While there have been platforms, e.g., U.S. Pat. No. 7,104,129 B2, that enable wafer scale integration between the ASIC and the MEMS devices via multiple wafer bonding, the size (especially in the Z direction) still remains large. Moreover, the noise floor from the parasitic effects, which affects the device sensitivity, can still be high. As an example, in the case of capacitive-based sensors, such as commercial accelerometers and gyroscopes, the noise floor can be important due to the parasitic capacitances related to the metallic routings that can span through a whole wafer thickness. This requires additional design considerations at the device level to take this issue into account, which causes more power consumption and bulkier devices.
Such a bottleneck can be resolved by directly fabricating the MEMS elements on the CMOS ASIC substrate.

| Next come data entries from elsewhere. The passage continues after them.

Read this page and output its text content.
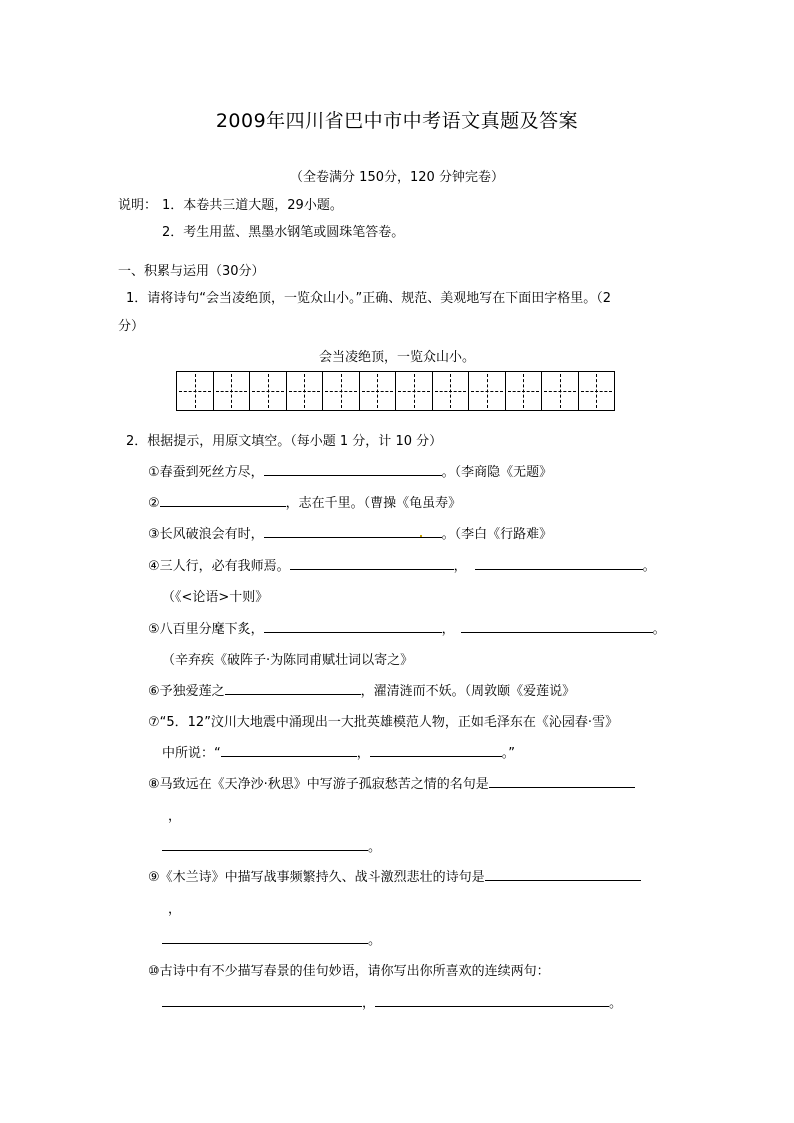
2009年四川省巴中市中考语文真题及答案
（全卷满分 150分，120 分钟完卷）
说明： 1．本卷共三道大题，29小题。
2．考生用蓝、黑墨水钢笔或圆珠笔答卷。
一、积累与运用（30分）
1．请将诗句“会当凌绝顶，一览众山小。”正确、规范、美观地写在下面田字格里。（2
分）
会当凌绝顶，一览众山小。
2．根据提示，用原文填空。（每小题 1 分，计 10 分）
①春蚕到死丝方尽，	。（李商隐《无题》
②	，志在千里。（曹操《龟虽寿》
③长风破浪会有时，	。（李白《行路难》
④三人行，必有我师焉。	，	。
（《<论语>十则》
⑤八百里分麾下炙，	，	。
（辛弃疾《破阵子·为陈同甫赋壮词以寄之》
⑥予独爱莲之	，濯清涟而不妖。（周敦颐《爱莲说》
⑦“5．12”汶川大地震中涌现出一大批英雄模范人物，正如毛泽东在《沁园春·雪》
中所说：“	，	。”
⑧马致远在《天净沙·秋思》中写游子孤寂愁苦之情的名句是
，
。
⑨《木兰诗》中描写战事频繁持久、战斗激烈悲壮的诗句是
，
。
⑩古诗中有不少描写春景的佳句妙语，请你写出你所喜欢的连续两句：
，	。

However, silicon is the main material used for the MEMS elements, whose deposition is not compatible with the required thermal budget of the CMOS ASIC substrate, which cannot withstand any process temperatures higher than 450° C. The present invention provides wafer-scale integration in a monolithic fashion through the usage of MEMS structures whose structural material can be deposited directly on the ASIC interconnect layers at temperature lower than 450° C. The subsequent microfabrication steps define the MEMS elements which are anchored to the metal interconnects, thereby providing direct electrical contact. This single chip solution enables: (1) much easier routing to implement optimized mechanical structures, (2) an extremely low cost as no wafer bonding is required, (3) smaller form factors, (4) multiple MEMS elements on a single die, (5) much smaller parasitics providing low noise and higher performance.